Le professeur de Saussure a souligné l’importance des équilibres sociaux et le respect d’ autrui dans la défense de la liberté. Pour lui, l’Esprit des Lumières était important dans la définition des limites de la liberté. Par contre, ceci ne devrait pas permettre ni de diffamer ni d’insulter. « On a pas le droit de porter atteinte à l’image des individus, mais celle-ci est en même temps très subjectives »souligne-t-il. Il a également a relevé le manque de compréhension et de distance de la communication interculturelle dans le débat. « La société occidentale ne peut pas décider toute seule, dans le cas de respecter les minorités. Notre société s’est désacralisée depuis la Révolution et des Lumières. Je crois qu’on ne comprend pas et on est incapable de comprendre d’où vient le problème car à cause des Lumières notre culture nous a rendus en même temps incapables de comprendre ce problème » Comme solution, il proposa le dialogue entre les civilisations, car l’Islam était une partie du christianisme.

Une liberté variée
Sylvie Arsever a éclairci les auditeurs au niveau déontologique. Elle dit que les valeurs de liberté sont variées d’une société à l’autre. Et dans certains pays musulmans, la liberté est comprise comme la liberté envers la confession donc la protection de la sphère privée. Dans le contexte de la Suisse il n’y a pas de thèmes que la caricature ne pourrait aborder. «Mais certains règles déontologiques doivent être appliquées. C’est-à-dire à travers l’exagération on doit dire la vérité en tenant compte du respect de la religion et de celui de la personnalité.» dit-elle.
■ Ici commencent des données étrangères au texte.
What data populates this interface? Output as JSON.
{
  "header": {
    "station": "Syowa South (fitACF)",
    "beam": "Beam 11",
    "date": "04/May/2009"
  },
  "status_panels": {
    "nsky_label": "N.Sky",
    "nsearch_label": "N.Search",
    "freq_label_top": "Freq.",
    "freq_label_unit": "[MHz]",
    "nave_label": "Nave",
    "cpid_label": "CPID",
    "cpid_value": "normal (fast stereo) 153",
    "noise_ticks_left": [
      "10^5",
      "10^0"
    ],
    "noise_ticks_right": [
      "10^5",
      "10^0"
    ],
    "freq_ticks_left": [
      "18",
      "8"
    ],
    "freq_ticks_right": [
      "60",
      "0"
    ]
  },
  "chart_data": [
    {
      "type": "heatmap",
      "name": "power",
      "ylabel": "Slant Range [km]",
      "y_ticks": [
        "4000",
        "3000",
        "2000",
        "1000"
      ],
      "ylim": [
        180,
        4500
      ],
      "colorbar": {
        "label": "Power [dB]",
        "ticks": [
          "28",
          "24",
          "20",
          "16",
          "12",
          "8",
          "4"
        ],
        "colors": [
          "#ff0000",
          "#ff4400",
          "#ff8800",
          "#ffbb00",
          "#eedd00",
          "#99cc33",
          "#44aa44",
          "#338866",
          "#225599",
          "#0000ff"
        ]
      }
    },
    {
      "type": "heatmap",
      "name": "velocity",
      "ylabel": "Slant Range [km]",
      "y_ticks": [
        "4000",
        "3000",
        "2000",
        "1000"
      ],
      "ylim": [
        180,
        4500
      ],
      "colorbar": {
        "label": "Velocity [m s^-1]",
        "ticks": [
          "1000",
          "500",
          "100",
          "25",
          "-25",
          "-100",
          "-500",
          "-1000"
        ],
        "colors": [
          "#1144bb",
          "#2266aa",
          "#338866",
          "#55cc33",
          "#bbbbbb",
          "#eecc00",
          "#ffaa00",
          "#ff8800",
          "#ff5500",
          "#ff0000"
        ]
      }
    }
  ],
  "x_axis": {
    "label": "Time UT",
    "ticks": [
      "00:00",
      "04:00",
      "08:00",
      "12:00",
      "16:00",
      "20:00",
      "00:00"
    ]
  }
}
Ayant donné certains exemples de cas arrivés devant le Conseil suisse de presse, Sylvie Arsever explique qu’il fallait utiliser les symboles religieux sans les déformer et sans les rendre irrespectables. Les groupes ont aussi le droit de ne pas être atteints dans leurs images. « Plus le climat est raciste plus il faut être prudent. Le climat de haine nécessite  d’être prudent dans les clichés qui déclinent un groupe »dit-elle. « Elles étaient ni belles ni drôles » conclut la journaliste.